La restructuration de SUNU Bank Togo continue de faire couler beaucoup d’encre. Derrière les polémiques et les discours syndicaux parfois accusateurs, une réalité mérite pourtant d’être soulignée : le plan social engagé n’a pas été décidé à huis clos, ni imposé sans discussion. Au contraire, il est le fruit d’analyses, de négociations, et s’accompagne de mesures empathiques pour limiter son impact humain.
Au départ, près de 70 employés devaient être concernés par la réduction d’effectifs. Un chiffre qui a immédiatement fait réagir et autorités. Mais après plusieurs semaines d’échanges, le plan a été revu à la baisse. Résultat : 42 agents sont finalement concernés.
« Ce réajustement montre que l’écoute et le dialogue ont joué un rôle central », confie un proche du dossier. La direction générale aurait pu s’en tenir à ses analyses initiales. Elle a choisi au contraire de tenir compte des préoccupations exprimées.
Autre point passé sous silence dans certaines déclarations : la procédure de licenciement a été encadrée par le droit togolais. Chaque agent concerné a perçu la totalité de ses droits légaux allant de 8 mois jusqu’à 66 mois de salaires nets, comme prévu par la loi, suivant l’ancienneté.
Une restructuration assumée, mais humanisée
« Aucun plan social ne se fait dans la joie », reconnaît un administrateur. « Mais il y a une manière de le conduire, et SUNU Bank a choisi la voie de la responsabilité ». L’entreprise insiste sur ce point : il ne s’agit pas d’écarter brutalement des collaborateurs, mais de donner à chacun les moyens de rebondir dans de meilleures conditions.
Dans un contexte économique où de nombreuses entreprises procèdent à des ajustements pour s’adapter à la concurrence et aux exigences réglementaires, l’approche de SUNU Bank Togo illustre une volonté d’assumer des choix difficiles tout en ménageant le facteur humain.

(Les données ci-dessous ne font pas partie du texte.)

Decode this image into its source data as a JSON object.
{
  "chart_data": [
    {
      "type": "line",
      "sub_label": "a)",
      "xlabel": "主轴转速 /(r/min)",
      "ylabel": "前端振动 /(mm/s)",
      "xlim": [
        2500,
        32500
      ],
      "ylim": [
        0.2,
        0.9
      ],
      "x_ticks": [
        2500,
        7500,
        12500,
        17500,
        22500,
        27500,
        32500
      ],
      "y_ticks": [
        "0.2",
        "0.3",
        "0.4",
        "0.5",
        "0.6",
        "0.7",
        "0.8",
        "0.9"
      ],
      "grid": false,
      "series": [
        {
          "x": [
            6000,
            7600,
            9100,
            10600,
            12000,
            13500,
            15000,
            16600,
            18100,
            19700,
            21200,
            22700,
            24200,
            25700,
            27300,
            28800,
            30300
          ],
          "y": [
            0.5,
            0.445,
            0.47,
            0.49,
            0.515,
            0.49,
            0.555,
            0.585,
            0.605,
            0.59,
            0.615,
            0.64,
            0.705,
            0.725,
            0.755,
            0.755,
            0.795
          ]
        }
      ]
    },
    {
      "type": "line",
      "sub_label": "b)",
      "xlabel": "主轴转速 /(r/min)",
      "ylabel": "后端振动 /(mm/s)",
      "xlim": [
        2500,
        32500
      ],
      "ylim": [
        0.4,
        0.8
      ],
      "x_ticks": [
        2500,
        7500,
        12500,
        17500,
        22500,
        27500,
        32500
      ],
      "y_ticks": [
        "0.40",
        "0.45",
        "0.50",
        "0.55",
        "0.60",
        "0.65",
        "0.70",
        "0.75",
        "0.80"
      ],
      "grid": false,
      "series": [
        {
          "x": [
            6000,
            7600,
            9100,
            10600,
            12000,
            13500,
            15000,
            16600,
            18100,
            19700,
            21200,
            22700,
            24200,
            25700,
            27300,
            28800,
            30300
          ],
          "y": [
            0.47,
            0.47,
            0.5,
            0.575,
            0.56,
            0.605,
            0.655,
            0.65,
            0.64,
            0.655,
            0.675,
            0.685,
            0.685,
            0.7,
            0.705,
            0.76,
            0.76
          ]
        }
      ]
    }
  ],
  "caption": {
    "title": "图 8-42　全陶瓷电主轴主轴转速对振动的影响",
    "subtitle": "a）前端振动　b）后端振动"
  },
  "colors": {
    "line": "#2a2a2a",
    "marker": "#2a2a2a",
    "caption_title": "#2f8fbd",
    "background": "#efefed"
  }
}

Reste que le climat social demeure tendu. Certains syndicats continuent de dénoncer la restructuration, parlant de « licenciements injustifiés » et de « manque de transparence ». La direction, elle, met en avant les preuves tangibles de son respect des procédures.
« Dans le débat, chacun défend sa position », commente un analyste du secteur. « Mais sur le fond, il est difficile de nier que les salariés touchés bénéficient d’une indemnisation bien supérieure à ce qui se pratique généralement dans le pays ».
La restructuration de SUNU Bank Togo illustre un paradoxe propre au monde du travail : concilier la survie économique d’une entreprise et la protection des salariés. Les critiques restent fortes, mais les faits montrent que la direction a cherché un compromis, en réduisant le nombre de départs et en renforçant les mesures d’accompagnement.
La suite dépendra de la capacité des acteurs à dépasser les tensions pour se concentrer sur l’essentiel : redonner à la banque les moyens de sa performance, tout en respectant ceux qui en ont écrit l’histoire.